WORLD

At least 58 dead in Mexico’s biggest quake in century

AT LEAST 58 DEAD IN MEXICO’S BIGGEST QUAKE IN CENTURY
At least 58 people were killed Friday, when a powerful 8.2-magnitude earthquake struck southern Mexico, authorities said.

The quake, which collapsed buildings and sent people fleeing from their homes in the middle of the night, was "the most powerful registered in Mexico in at least 100 years" said President Enrique Peña Nieto.

National Civil Protection Coordinator, Luis Felipe Puente, confirmed on Twitter that 45 people died in Oaxaca state, 10 in Chiapas and three in Tabasco state.

Puente said in a radio interview that those three southern Pacific states near the epicenter were the most affected.

"In Juchitan, [in Oaxaca], the municipal palace, the market and a hotel collapsed. Several houses were destroyed, and we are still looking for people among the rubble," he said.

With rescue workers still searching for survivors, the death toll could continue to rise, officials warned.

Peña Nieto announced a state of emergency in Chiapas and warned residents a strong aftershock is likely within the next 24 hours that could cause a "minor degree" of damage.

A tsunami alert issued for Mexico's Pacific coast, "does not represent a major risk," he said.

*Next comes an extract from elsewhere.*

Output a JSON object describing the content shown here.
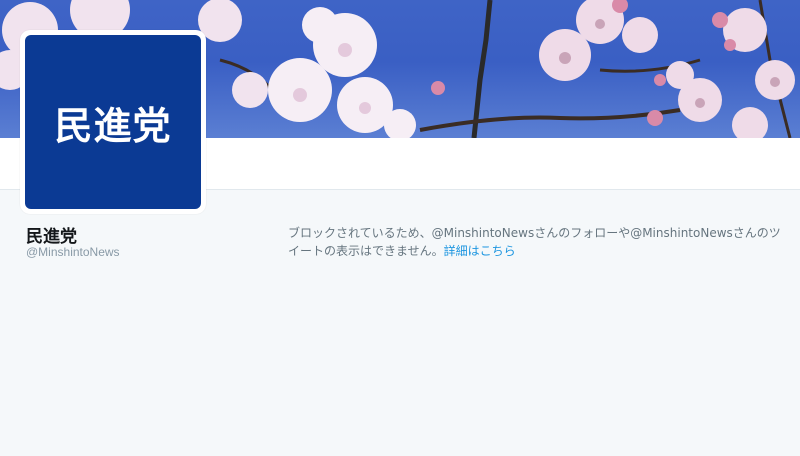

The quake was felt strongly in Mexico City, 965 kilometers (600 miles) from the epicenter.

No major damage has been reported in the capital, but the city is dealing with power outages.

Education Secretary Aurelio Nuño Mayer announced that classes had been suspended in 11 of the country's 31 states and in Mexico City to assess the damage at schools.

According to an official, the earthquake was stronger than the 8.0-magnitude quake of 1985 that killed at least 10,000 people and destroyed a large part of Mexico City.